This suit alleged that the U.S. Department of Labor (DOL) systematically violated The Trade Act of 1974 by failing to ensure that Spanish-speaking workers who lost their jobs in the wake of NAFTA received the vocational training to which they were entitled under the Trade Adjustment Assistance program. Although the program was intended to provide effective job retraining to workers who lose their jobs because of trade agreements, the DOL sent thousands of Hispanic trade-dislocated workers to remedial English classes that did not help the workers learn new job skills.

The lawsuit was filed by Public Citizen and Texas RioGrande Legal Aid on behalf of Asociación de Trabajadores Fronterizos (the Association of Border Workers, or ATF).
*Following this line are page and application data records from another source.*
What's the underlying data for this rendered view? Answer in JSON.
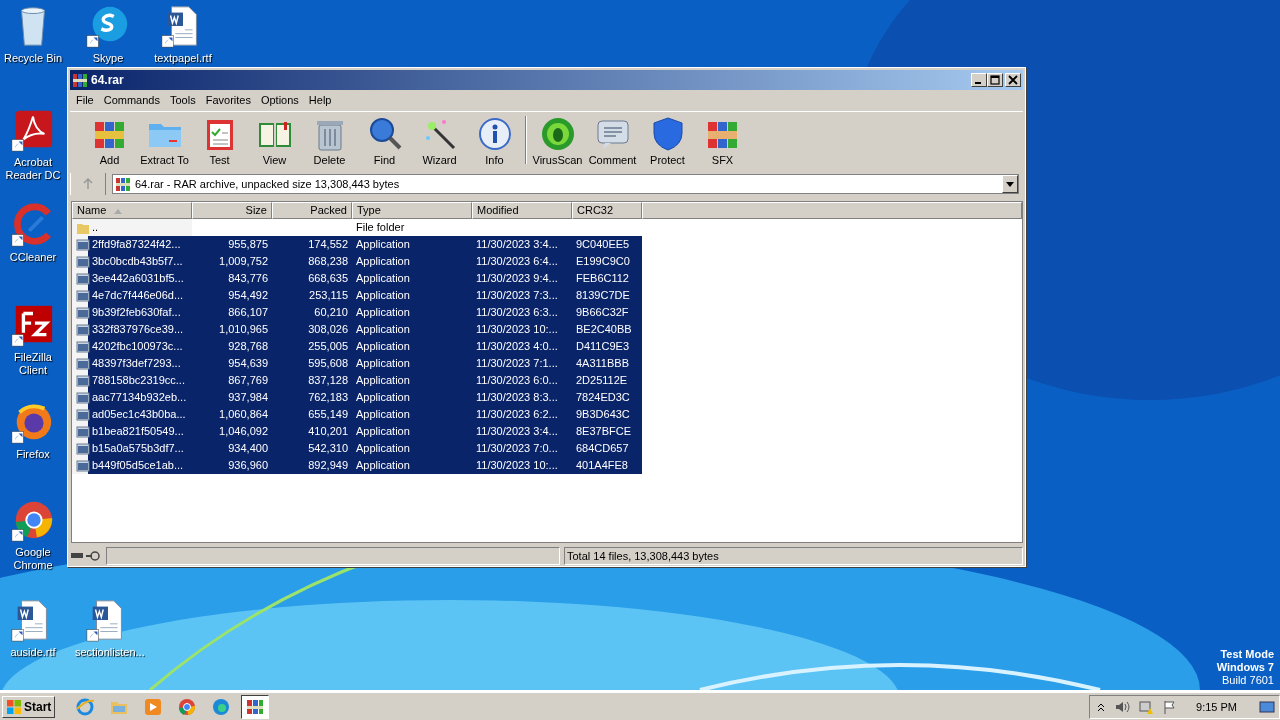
{
  "desktop_icons": [
    {
      "label": "Recycle Bin",
      "kind": "recycle"
    },
    {
      "label": "Skype",
      "kind": "skype"
    },
    {
      "label": "textpapel.rtf",
      "kind": "doc"
    },
    {
      "label": "Acrobat Reader DC",
      "kind": "acrobat"
    },
    {
      "label": "CCleaner",
      "kind": "ccleaner"
    },
    {
      "label": "FileZilla Client",
      "kind": "filezilla"
    },
    {
      "label": "Firefox",
      "kind": "firefox"
    },
    {
      "label": "Google Chrome",
      "kind": "chrome"
    },
    {
      "label": "auside.rtf",
      "kind": "doc"
    },
    {
      "label": "sectionlisten...",
      "kind": "doc"
    }
  ],
  "window": {
    "title": "64.rar",
    "menu": [
      "File",
      "Commands",
      "Tools",
      "Favorites",
      "Options",
      "Help"
    ],
    "toolbar": [
      {
        "label": "Add",
        "kind": "add"
      },
      {
        "label": "Extract To",
        "kind": "extract"
      },
      {
        "label": "Test",
        "kind": "test"
      },
      {
        "label": "View",
        "kind": "view"
      },
      {
        "label": "Delete",
        "kind": "delete"
      },
      {
        "label": "Find",
        "kind": "find"
      },
      {
        "label": "Wizard",
        "kind": "wizard"
      },
      {
        "label": "Info",
        "kind": "info"
      },
      {
        "label": "VirusScan",
        "kind": "virus"
      },
      {
        "label": "Comment",
        "kind": "comment"
      },
      {
        "label": "Protect",
        "kind": "protect"
      },
      {
        "label": "SFX",
        "kind": "sfx"
      }
    ],
    "path": "64.rar - RAR archive, unpacked size 13,308,443 bytes",
    "table": {
      "columns": [
        "Name",
        "Size",
        "Packed",
        "Type",
        "Modified",
        "CRC32"
      ],
      "rows": [
        {
          "kind": "folder",
          "selected": false,
          "cells": [
            "..",
            "",
            "",
            "File folder",
            "",
            ""
          ]
        },
        {
          "kind": "file",
          "selected": true,
          "cells": [
            "2ffd9fa87324f42...",
            "955,875",
            "174,552",
            "Application",
            "11/30/2023 3:4...",
            "9C040EE5"
          ]
        },
        {
          "kind": "file",
          "selected": true,
          "cells": [
            "3bc0bcdb43b5f7...",
            "1,009,752",
            "868,238",
            "Application",
            "11/30/2023 6:4...",
            "E199C9C0"
          ]
        },
        {
          "kind": "file",
          "selected": true,
          "cells": [
            "3ee442a6031bf5...",
            "843,776",
            "668,635",
            "Application",
            "11/30/2023 9:4...",
            "FEB6C112"
          ]
        },
        {
          "kind": "file",
          "selected": true,
          "cells": [
            "4e7dc7f446e06d...",
            "954,492",
            "253,115",
            "Application",
            "11/30/2023 7:3...",
            "8139C7DE"
          ]
        },
        {
          "kind": "file",
          "selected": true,
          "cells": [
            "9b39f2feb630faf...",
            "866,107",
            "60,210",
            "Application",
            "11/30/2023 6:3...",
            "9B66C32F"
          ]
        },
        {
          "kind": "file",
          "selected": true,
          "cells": [
            "332f837976ce39...",
            "1,010,965",
            "308,026",
            "Application",
            "11/30/2023 10:...",
            "BE2C40BB"
          ]
        },
        {
          "kind": "file",
          "selected": true,
          "cells": [
            "4202fbc100973c...",
            "928,768",
            "255,005",
            "Application",
            "11/30/2023 4:0...",
            "D411C9E3"
          ]
        },
        {
          "kind": "file",
          "selected": true,
          "cells": [
            "48397f3def7293...",
            "954,639",
            "595,608",
            "Application",
            "11/30/2023 7:1...",
            "4A311BBB"
          ]
        },
        {
          "kind": "file",
          "selected": true,
          "cells": [
            "788158bc2319cc...",
            "867,769",
            "837,128",
            "Application",
            "11/30/2023 6:0...",
            "2D25112E"
          ]
        },
        {
          "kind": "file",
          "selected": true,
          "cells": [
            "aac77134b932eb...",
            "937,984",
            "762,183",
            "Application",
            "11/30/2023 8:3...",
            "7824ED3C"
          ]
        },
        {
          "kind": "file",
          "selected": true,
          "cells": [
            "ad05ec1c43b0ba...",
            "1,060,864",
            "655,149",
            "Application",
            "11/30/2023 6:2...",
            "9B3D643C"
          ]
        },
        {
          "kind": "file",
          "selected": true,
          "cells": [
            "b1bea821f50549...",
            "1,046,092",
            "410,201",
            "Application",
            "11/30/2023 3:4...",
            "8E37BFCE"
          ]
        },
        {
          "kind": "file",
          "selected": true,
          "cells": [
            "b15a0a575b3df7...",
            "934,400",
            "542,310",
            "Application",
            "11/30/2023 7:0...",
            "684CD657"
          ]
        },
        {
          "kind": "file",
          "selected": true,
          "cells": [
            "b449f05d5ce1ab...",
            "936,960",
            "892,949",
            "Application",
            "11/30/2023 10:...",
            "401A4FE8"
          ]
        }
      ]
    },
    "status": "Total 14 files, 13,308,443 bytes"
  },
  "os_notice": [
    "Test Mode",
    "Windows 7",
    "Build 7601"
  ],
  "taskbar": {
    "start": "Start",
    "apps": [
      {
        "kind": "ie",
        "selected": false
      },
      {
        "kind": "explorer",
        "selected": false
      },
      {
        "kind": "media",
        "selected": false
      },
      {
        "kind": "chrome",
        "selected": false
      },
      {
        "kind": "edge",
        "selected": false
      },
      {
        "kind": "winrar",
        "selected": true
      }
    ],
    "clock": "9:15 PM"
  }
}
The lawsuit was filed in federal court in DC and transferred to the Western District of Texas. The suit alleged that the DOL violated the law by allowing state agencies that implement the program to: 1) approve incomplete training; 2) renounce Congress’ 80 percent wage replacement objective for all Trade Act training; and 3) ignore the preference for on-the-job training.

After ATF’s motion for summary judgment was briefed and argued, the case was settled. The settlement required DOL to spend $6.5 million on new job training for El Paso workers who previously received deficient training, and required nationwide policy changes that will end each of the agency practices that the workers alleged were unlawful.